El género Stenotrophomonas ocurre de forma ubicua en la naturaleza y especies como S.
maltophilia y S. rhizophila se encuentran a menudo en la rizosfera y dentro de muchas
especies de plantas diferentes donde se han asociado con interacciones beneficiosas con las
plantas. En contraste con los géneros filogenéticamente muy estrechamente relacionados
Xanthomonas y Xylella, no se conocen especies de Stenotrophomonas que sean
fitopatógenas, lo que hace que Stenotrophomonas spp., excelentes candidatos para
aplicaciones biotecnológicas en la agricultura.

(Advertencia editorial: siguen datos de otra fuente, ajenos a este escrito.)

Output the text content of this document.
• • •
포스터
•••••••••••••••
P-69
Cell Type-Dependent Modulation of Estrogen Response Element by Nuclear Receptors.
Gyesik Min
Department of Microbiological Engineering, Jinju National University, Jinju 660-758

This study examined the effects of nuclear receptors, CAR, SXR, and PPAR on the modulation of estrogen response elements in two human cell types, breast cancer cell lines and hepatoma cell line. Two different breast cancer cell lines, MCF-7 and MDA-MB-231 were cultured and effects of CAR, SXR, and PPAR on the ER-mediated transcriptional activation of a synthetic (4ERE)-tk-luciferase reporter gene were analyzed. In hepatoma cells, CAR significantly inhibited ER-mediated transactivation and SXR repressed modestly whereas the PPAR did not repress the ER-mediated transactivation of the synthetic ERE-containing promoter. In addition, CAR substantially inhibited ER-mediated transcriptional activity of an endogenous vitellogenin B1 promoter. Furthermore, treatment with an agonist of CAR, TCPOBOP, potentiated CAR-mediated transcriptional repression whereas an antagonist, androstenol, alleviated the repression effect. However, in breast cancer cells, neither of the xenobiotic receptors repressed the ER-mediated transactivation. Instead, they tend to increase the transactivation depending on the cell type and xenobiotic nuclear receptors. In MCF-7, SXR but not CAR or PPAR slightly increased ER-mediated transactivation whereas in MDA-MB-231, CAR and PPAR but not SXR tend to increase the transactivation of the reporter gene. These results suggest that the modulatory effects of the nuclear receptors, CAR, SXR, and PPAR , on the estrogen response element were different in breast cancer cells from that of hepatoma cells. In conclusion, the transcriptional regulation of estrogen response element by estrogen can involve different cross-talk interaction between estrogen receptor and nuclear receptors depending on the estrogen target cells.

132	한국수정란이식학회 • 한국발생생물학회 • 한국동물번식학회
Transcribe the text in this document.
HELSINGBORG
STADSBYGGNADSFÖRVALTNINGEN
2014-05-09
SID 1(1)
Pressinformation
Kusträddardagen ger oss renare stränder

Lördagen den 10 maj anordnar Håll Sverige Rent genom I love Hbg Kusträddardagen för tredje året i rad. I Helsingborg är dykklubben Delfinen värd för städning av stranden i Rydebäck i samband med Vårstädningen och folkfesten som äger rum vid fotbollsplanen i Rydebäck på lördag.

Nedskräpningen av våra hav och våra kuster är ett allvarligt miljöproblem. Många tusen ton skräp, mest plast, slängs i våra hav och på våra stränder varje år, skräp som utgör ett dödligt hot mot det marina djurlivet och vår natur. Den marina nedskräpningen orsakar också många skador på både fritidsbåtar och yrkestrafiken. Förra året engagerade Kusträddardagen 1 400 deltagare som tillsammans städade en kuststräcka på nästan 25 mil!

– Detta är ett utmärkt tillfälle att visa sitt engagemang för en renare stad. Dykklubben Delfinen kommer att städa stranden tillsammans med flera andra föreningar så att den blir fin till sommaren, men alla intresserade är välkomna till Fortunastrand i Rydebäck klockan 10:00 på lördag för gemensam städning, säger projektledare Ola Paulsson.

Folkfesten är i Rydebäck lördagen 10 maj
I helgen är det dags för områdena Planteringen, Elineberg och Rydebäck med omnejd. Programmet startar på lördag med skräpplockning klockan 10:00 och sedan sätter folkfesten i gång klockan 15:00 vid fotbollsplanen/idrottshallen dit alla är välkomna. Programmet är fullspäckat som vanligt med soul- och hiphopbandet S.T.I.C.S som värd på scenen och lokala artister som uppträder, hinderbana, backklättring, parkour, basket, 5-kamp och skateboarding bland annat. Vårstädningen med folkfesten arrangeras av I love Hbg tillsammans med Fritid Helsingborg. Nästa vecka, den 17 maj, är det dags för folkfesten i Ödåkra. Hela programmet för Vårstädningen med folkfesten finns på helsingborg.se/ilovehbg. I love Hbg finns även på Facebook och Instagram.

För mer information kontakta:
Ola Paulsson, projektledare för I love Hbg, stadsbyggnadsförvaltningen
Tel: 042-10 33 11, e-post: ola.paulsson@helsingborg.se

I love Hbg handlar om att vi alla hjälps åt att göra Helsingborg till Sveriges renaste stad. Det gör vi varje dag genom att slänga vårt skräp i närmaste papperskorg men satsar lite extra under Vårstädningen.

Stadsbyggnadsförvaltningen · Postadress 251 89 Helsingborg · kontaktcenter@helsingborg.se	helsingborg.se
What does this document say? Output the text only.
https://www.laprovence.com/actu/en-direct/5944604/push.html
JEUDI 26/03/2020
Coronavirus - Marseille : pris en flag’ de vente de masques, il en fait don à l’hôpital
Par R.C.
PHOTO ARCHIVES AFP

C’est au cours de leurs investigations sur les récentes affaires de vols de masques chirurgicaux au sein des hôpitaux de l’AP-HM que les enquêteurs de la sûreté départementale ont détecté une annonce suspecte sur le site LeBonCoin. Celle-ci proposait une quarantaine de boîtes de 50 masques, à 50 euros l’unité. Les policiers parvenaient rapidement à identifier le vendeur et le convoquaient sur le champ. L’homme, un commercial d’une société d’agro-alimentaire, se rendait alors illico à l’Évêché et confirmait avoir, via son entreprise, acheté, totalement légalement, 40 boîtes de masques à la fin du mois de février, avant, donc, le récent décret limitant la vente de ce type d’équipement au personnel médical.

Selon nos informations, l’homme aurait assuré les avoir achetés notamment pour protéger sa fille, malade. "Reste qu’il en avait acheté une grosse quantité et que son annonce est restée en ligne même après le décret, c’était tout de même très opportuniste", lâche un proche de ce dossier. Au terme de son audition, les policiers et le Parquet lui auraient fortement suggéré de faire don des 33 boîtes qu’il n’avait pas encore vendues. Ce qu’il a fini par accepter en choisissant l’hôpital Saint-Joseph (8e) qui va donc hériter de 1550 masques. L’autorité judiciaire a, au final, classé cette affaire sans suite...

Además, las especies del género Stenotrophomonas jugan un importante papel ecológico en
los ciclos de nitrógeno y azufre y varias especies de este género tienen una alta capacidad
para metabolizar una amplia gama de compuestos orgánicos que los hacen candidatos
ideales para la biotecnología y la fitorremediación. Otra característica importante que
podría ser beneficiosa para la larva es la actividad antifúngica descrita para S. rhizophila
(Wolf et al., 2002).
De acuerdo con muchos estudios recientes (Watanabe y Tokuda, 2010; Cardoso et al.,
2012; Gupta et al., 2012; He et al., 2013; Brune, 2014), nuestros resultados indican una
interacción muy compleja entre bacterias e insectos, donde la colonización bacteriana del
intestino de los insectos parece ayudar a la larva en la degradación de los carbohidratos, el
acceso y la absorción nutricional, la protección contra los patógenos, la evasión de la
defensa de las plantas y la posible desintoxicación de los compuestos químicos. Nuestra
comprensión de estas interacciones apenas comienza a desarrollarse y se necesitan muchos
más estudios sobre especies individuales junto con manipulaciones genéticas y químicas
del insecto y las bacterias para avanzar en nuestro conocimiento sobre el papel de la
microbiota intestinal larval en insectos herbívoros. Es importante no olvidar el impacto de
la planta ya que la mayoría de las bacterias aisladas de la larva en este estudio parecen
originarse a partir de endófitos de plantas. Si este es el caso, estas bacterias muestran una
ecología de vida interesante y altamente adoptiva que cambia una interacción beneficiosa
mutua con su huésped a un rol antagonista directo que protege y ayuda a un organismo
invasivo. La comprensión adicional de esta interacción tri-trófica planta-insecto-bacteria
debería proporcionar información y descubrimientos valiosos que podrían emplearse en
soluciones biotecnológicas novedosas y más eficientes para la degradación de
carbohidratos, el manejo de plagas y enfermedades por ejemplo, fito y biorremediación.